Rather, there’s half a dozen Mac apps which do a better job of checking and displaying Mac battery life than the Mac’s built-in app.

Type in “battery” in the Mac App Store’s search field and you get a list of battery monitoring apps that range from free to a few bucks.

My favorite is Battery Health. Click on Battery Health in the Menubar and get a long list of details Apple doesn’t give you in OS X.

Current charge level, total battery capacity, power usages, number of times the battery has been charged, and so on. It even lists how much time is remaining on the battery depending on what you’re doing.

Browsing vs. music. Movies vs. standbye.

Another decent battery monitoring app is BatteryExpert, but the information provided is less than Battery Health.

More expensive is BatterySqueezer which throttles applications and reduces CPU usage for battery hungry apps.
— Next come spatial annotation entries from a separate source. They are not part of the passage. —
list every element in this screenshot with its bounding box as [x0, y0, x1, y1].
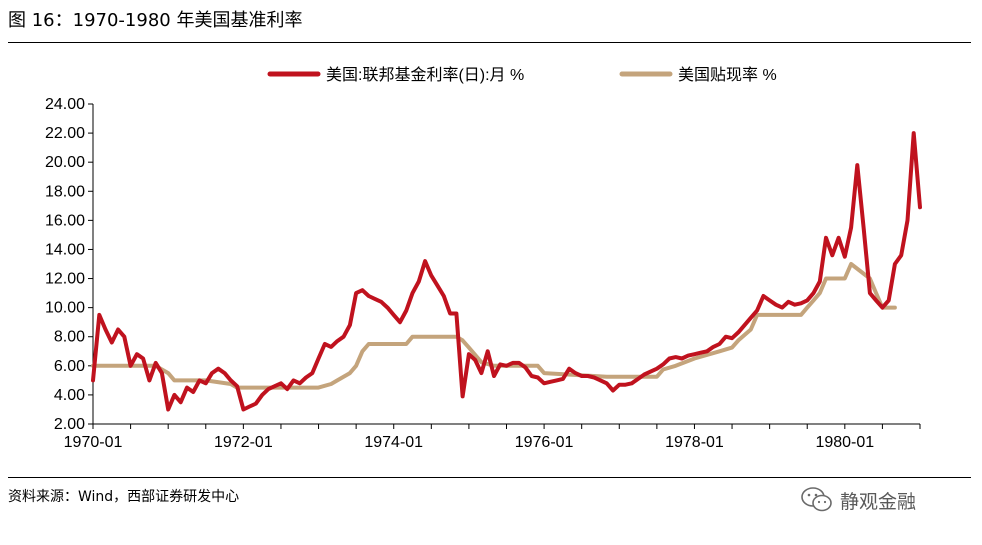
y-tick-label: 14.00: [45, 241, 85, 258]
chart-legend: 美国:联邦基金利率(日):月 % 美国贴现率 %: [267, 66, 777, 84]
y-tick-label: 8.00: [54, 329, 85, 346]
x-tick-label: 1980-01: [815, 434, 874, 451]
figure-title: 图 16：1970-1980 年美国基准利率: [8, 10, 303, 31]
y-tick-label: 10.00: [45, 300, 85, 317]
y-tick-label: 4.00: [54, 387, 85, 404]
y-tick-label: 12.00: [45, 271, 85, 288]
chart-axes: 2.00 4.00 6.00 8.00 10.00 12.00 14.00 16.00 18.0…: [45, 96, 921, 451]
legend-label: 美国贴现率 %: [678, 66, 777, 84]
watermark-text: 静观金融: [840, 490, 917, 513]
wechat-icon: [801, 487, 832, 512]
series-line-discount-rate: [91, 262, 897, 390]
watermark: 静观金融: [800, 486, 916, 514]
y-tick-label: 18.00: [45, 183, 85, 200]
x-tick-label: 1972-01: [214, 434, 273, 451]
y-tick-label: 2.00: [54, 416, 85, 433]
y-tick-label: 6.00: [54, 358, 85, 375]
y-tick-label: 20.00: [45, 154, 85, 171]
y-tick-label: 16.00: [45, 212, 85, 229]
interest-rate-line-chart: 美国:联邦基金利率(日):月 % 美国贴现率 % 2.00 4.00 6.00 8.00…: [45, 66, 922, 451]
title-divider: [8, 42, 971, 43]
x-tick-label: 1976-01: [515, 434, 574, 451]
source-divider: [8, 477, 971, 478]
x-tick-label: 1970-01: [64, 434, 123, 451]
plot-area: [91, 131, 922, 412]
x-tick-label: 1974-01: [364, 434, 423, 451]
source-note: 资料来源：Wind，西部证券研发中心: [8, 489, 240, 505]
y-tick-label: 22.00: [45, 125, 85, 142]
legend-label: 美国:联邦基金利率(日):月 %: [326, 66, 524, 84]
y-tick-label: 24.00: [45, 96, 85, 113]
series-line-fed-funds-rate: [91, 131, 922, 412]
x-tick-label: 1978-01: [665, 434, 724, 451]
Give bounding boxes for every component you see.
For example, it can throttle Flash animations (browser ads), videos, and other apps, but only in the background, after you’ve switched away from the hungry app.

Battery Guard is free, and works about the same as BatteryExpert, but not with as much information as Battery Health.
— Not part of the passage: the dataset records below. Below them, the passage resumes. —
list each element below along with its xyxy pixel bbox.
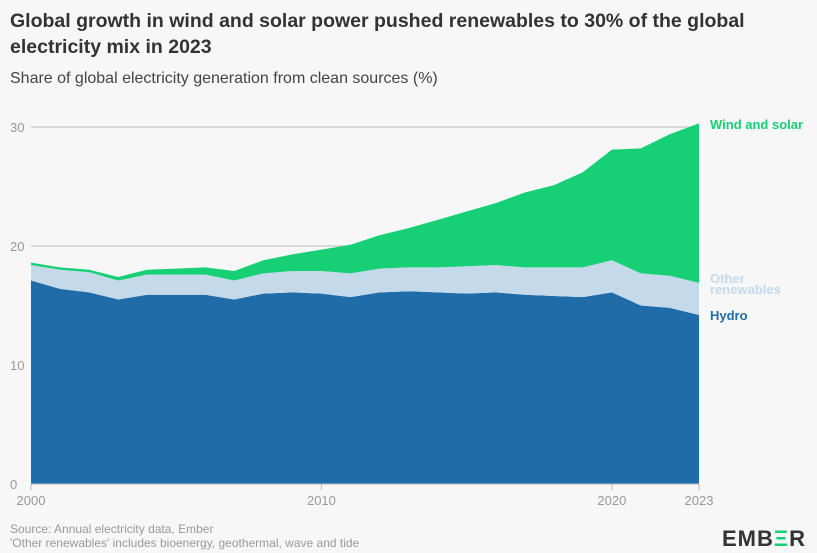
x-tick-label: 2020: [597, 493, 626, 508]
y-tick-label: 20: [10, 239, 24, 254]
area-wind-and-solar: [31, 123, 699, 283]
label-hydro: Hydro: [710, 308, 748, 323]
y-tick-label: 30: [10, 120, 24, 135]
x-tick-label: 2000: [17, 493, 46, 508]
area-hydro: [31, 280, 699, 484]
chart-subtitle: Share of global electricity generation f…: [10, 70, 438, 87]
y-tick-label: 0: [10, 477, 17, 492]
note-text: 'Other renewables' includes bioenergy, g…: [10, 536, 360, 550]
x-tick-label: 2010: [307, 493, 336, 508]
label-other-renewables: Other: [710, 271, 745, 286]
chart-title: Global growth in wind and solar power pu…: [10, 10, 745, 58]
y-tick-label: 10: [10, 358, 24, 373]
footer-notes: Source: Annual electricity data, Ember '…: [10, 522, 359, 550]
source-text: Source: Annual electricity data, Ember: [10, 522, 214, 536]
area-other-renewables: [31, 260, 699, 316]
label-wind-and-solar: Wind and solar: [710, 117, 803, 132]
label-other-renewables-2: renewables: [710, 282, 781, 297]
x-tick-label: 2023: [685, 493, 714, 508]
ember-logo: EMBΞR: [722, 526, 806, 551]
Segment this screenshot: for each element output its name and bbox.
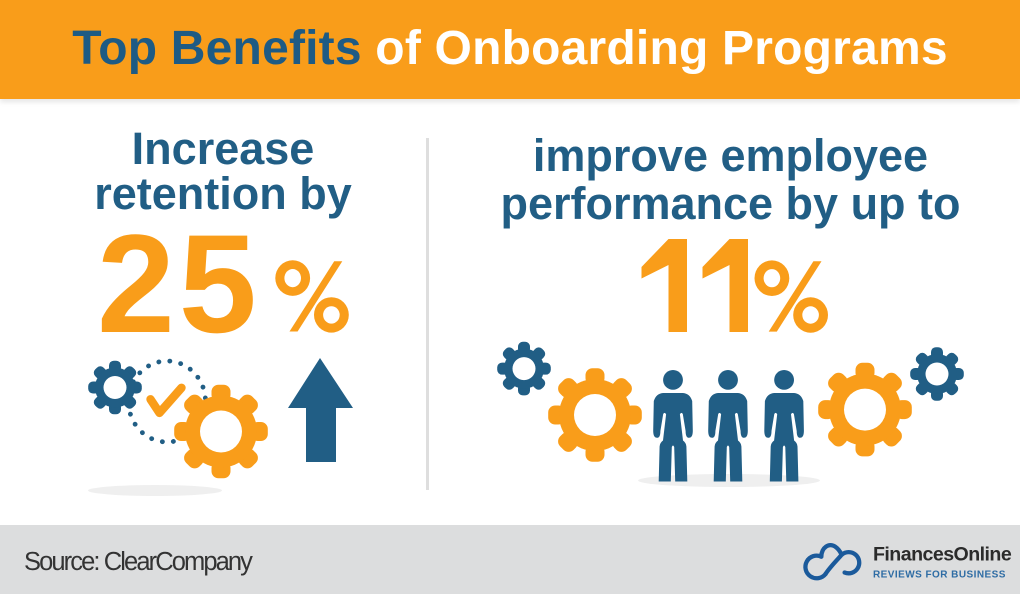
svg-text:REVIEWS FOR BUSINESS: REVIEWS FOR BUSINESS	[873, 569, 1006, 580]
svg-text:FinancesOnline: FinancesOnline	[873, 544, 1012, 566]
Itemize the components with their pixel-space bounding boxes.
The most extensive, expensive, and customizable app is BatteryWorks. It gives you controls over the battery indicator, including position, size, colors and more.

Battery Status is a bit different. It also resides in the Menubar, but displays remaining batter life for your connected devices (not the Mac notebook battery), such as Magic Mouse, Bluetooth keyboard, Magic Trackpad.

Battery Logger

As cool as any of the others, and only a couple of dollars is Battery Logger, which also lives in the Mac’s Menubar. It also records battery discharge history.

I’d really like an app that displays how much of the Mac’s CPU and screen and battery life an app uses, on a per-app basis.